I was round at my friend's house, and we were having a good chat, socialising and having fun and talking about what's in the news. The conversation went well until my friend said "Have you heard about this man who got TWENTY WOMEN pregnant and who's not paid child support to TWENTY WOMEN across Greater Manchester, Cheshire, Staffordshire and the West Midlands?"

 

She showed me the article (with the photo of the man) and I was stunned to see my boyfriend in the photo. It was definitely him, he had a distinctive feature on his neck that could easily identify him.

 

She said to me, apparently this man, hasn't paid child support to ANY of these women, leaving them all single mums. I said to her that this guy was my boyfriend and was shocked to discover this and thanked her for showing me the article.

 

When I got in from work, I confronted my boyfriend (who I have a 2-year-old son with) but he denied it. I then showed him a copy of the article and told him to find somewhere else to stay because I can't trust him and told him it was over. He kept begging to be allowed back to see his son, but I told him how can he, he never sees his other children.

 

He just vanished, and was never seen again (so, I guess, technically we've broken up then!). I hope he hasn't got yet another woman pregnant.

 

Now I feel more liberated, but at the same time, can't trust men that well, unless they're men I know very well.

 

I feel sick and disgusted to think I wasted 3 years of my life with this man. It makes me shudder and feel revolted thinking about it.

 

How do I cope with this without getting depressed, jaded and angry?

 

Please help me.

 

 

 

 

Karen (30) from Walkden, Greater Manchester, United Kingdom

Posted

what you have to do is stay on the bigger perspective of as you said feeling liberated. This has allowed some new doors to be open where you can do anything you want in terms of personal growth without someone (untrustworthy) fettering around.

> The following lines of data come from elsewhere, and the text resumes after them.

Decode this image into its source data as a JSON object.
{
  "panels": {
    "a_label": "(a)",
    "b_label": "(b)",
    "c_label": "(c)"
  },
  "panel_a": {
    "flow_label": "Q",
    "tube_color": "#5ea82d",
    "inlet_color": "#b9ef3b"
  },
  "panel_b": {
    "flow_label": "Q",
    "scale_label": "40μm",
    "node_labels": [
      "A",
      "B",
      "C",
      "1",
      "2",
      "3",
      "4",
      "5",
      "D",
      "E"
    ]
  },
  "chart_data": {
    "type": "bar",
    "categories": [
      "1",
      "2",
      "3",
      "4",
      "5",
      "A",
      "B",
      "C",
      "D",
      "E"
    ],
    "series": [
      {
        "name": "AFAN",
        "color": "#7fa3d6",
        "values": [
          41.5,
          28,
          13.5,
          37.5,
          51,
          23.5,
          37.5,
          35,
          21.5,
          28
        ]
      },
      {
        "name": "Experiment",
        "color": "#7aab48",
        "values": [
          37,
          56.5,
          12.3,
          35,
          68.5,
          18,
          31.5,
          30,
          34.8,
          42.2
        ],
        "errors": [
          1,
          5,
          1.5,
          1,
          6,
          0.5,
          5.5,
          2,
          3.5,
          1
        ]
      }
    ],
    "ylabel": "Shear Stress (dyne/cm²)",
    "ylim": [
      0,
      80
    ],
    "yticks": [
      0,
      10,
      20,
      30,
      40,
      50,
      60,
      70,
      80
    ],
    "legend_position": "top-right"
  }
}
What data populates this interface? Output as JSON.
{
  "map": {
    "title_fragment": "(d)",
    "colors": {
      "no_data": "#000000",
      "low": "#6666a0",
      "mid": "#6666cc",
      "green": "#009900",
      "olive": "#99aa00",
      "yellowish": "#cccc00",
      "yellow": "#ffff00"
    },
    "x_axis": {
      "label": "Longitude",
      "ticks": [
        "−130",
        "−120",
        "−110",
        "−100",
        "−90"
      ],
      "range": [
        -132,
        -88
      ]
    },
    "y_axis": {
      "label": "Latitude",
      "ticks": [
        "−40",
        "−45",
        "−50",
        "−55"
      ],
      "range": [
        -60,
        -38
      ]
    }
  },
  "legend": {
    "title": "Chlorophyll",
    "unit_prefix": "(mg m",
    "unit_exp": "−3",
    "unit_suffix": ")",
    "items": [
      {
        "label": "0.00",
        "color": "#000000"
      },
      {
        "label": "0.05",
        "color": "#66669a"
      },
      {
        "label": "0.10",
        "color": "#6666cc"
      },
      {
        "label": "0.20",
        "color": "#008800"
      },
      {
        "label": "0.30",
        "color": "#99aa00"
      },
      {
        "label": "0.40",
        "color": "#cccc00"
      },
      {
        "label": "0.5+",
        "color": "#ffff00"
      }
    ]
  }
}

youre going to be depressed angry etc you wouldn't be grieving without, and even though he is good riddence, you still deserve and need the time to grieve.

allow yourself to feel angry, sad etc, simply express it by crying, or physically expressing yourself e.g gym, punching pillows, yelling to loud music in car stuff like that. this dissovles the feelings bit by bit till you come out of this better than ever.

 

Let yourself go through this process and you will end up with new gifts, perspectives and an open mind without the limiting baggage!

 

don't not trust people just because he broke your trust. its not fair to punish the next person for your past.

 

this is why it is good to go through the feelings. you always go into things whole heartedly each and every time. even if each and everytime you get trodden on. you heal. and if you let yourself heal patterns will not emerge, hopefully allowing you to find someone who is right.

 

stay liberated for yourself. focus on yourself your feelings.

 

it is now about you. not him,

your feelings are followed by i feel.....

 

soon as you add ' that, if,' after the feeling it becomes a thought...

 

acknowlodege the difference and hop on the path you were intended to live and not the path you thought you were living!

 

:) goodluck and keep posting

Posted

oh and also just because you feel angry and let it all out one day doesnt mean it wont be back, this is just how you greive and need to accept the forward and backwards type process. even though your not going backwards, it just feels as if you have been there, when really it is a new experience with new lessons etc

 

some people net to let go of a feelng each and everyday, others can let it go and it wont come back. it depends on the severity of what your going through and how it has affected you in relation to your already grounded beliefs, past, etc

 

also an example for what i mentioned above

 

i feel angry - feeling

 

i feel that your angry - thought not a feeling. which should be re stated as

i think that your angry and it makes me feel *hurt, sad etc*

 

its good to know differecne and try to focus on feelings rather than thoughts

 

goodluck!

 

(also i think i wrote in the first post that the words 'if, that' are a thought when they come after the feeling, when i should have written that it comes before)

 

oh i hope i havent completely confused everyone!!! if so i will try to expalin in a different way!